Electron-Phonon Properties of Pnictide Superconductors

TL;DR

This study uses theoretical calculations to analyze electron-phonon interactions in pnictide superconductors, finding that standard electron-phonon coupling explains Ni-As compounds but is insufficient for Fe-As based superconductors.

Contribution

It provides a detailed theoretical analysis of electron-phonon properties in LaOFeAs and LaONiAs, highlighting the limitations of phonon-mediated pairing in Fe-As superconductors.

Findings

Electron-phonon coupling in LaOFeAs is too weak to account for observed Tc.

Ni-As compounds exhibit stronger electron-phonon coupling consistent with experimental data.

Standard Migdal-Eliashberg theory describes Ni-As compounds well, but not Fe-As superconductors.

Abstract

In this paper we discuss the normal and superconducting state properties of two pnictide superconductors, LaOFeAs and LaONiAs, using Migdal-Eliashberg theory and density functional perturbation theory.
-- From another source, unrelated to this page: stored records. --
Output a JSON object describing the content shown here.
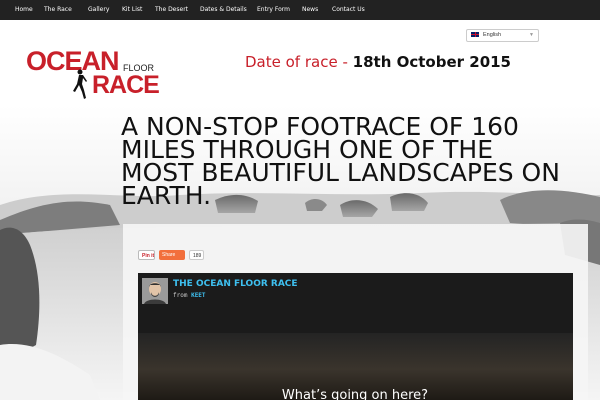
{
  "nav": {
    "items": [
      "Home",
      "The Race",
      "Gallery",
      "Kit List",
      "The Desert",
      "Dates & Details",
      "Entry Form",
      "News",
      "Contact Us"
    ]
  },
  "language": {
    "selected": "English",
    "icon": "uk-flag-icon"
  },
  "logo": {
    "line1": "OCEAN",
    "line2": "FLOOR",
    "line3": "RACE",
    "icon": "runner-icon"
  },
  "race_date": {
    "label": "Date of race -",
    "value": "18th October 2015"
  },
  "hero": {
    "tagline": "A NON-STOP FOOTRACE OF 160 MILES THROUGH ONE OF THE MOST BEAUTIFUL LANDSCAPES ON EARTH."
  },
  "share": {
    "pin_label": "Pin it",
    "share_label": "Share",
    "count": "189"
  },
  "video": {
    "title": "THE OCEAN FLOOR RACE",
    "from_label": "from",
    "author": "KEET",
    "caption": "What’s going on here?"
  },
  "colors": {
    "brand_red": "#c8202a",
    "nav_bg": "#222222",
    "link_blue": "#3ec0f0",
    "share_orange": "#f26f3c"
  }
}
For pure LaOFeAs, the calculated electron-phonon coupling constant $\lambda=0.21$ and logarithmic-averaged frequency $\omega_{ln}=206 K$, give a maximum $T_c$ of 0.8 K, using the standard Migdal-Eliashberg theory. Inclusion of multiband effects increases the Tc only marginally. To reproduce the experimental $T_c$, a 5-6 times larger coupling constant would be needed. Our results indicate that standard electron-phonon coupling is not sufficient to explain superconductivity in the whole family of Fe-As based superconductors. At the same time, the electron-phonon coupling in Ni-As based compounds is much stronger and its normal and superconducting state properties can be well described by standard Migdal-Eliashberg theory.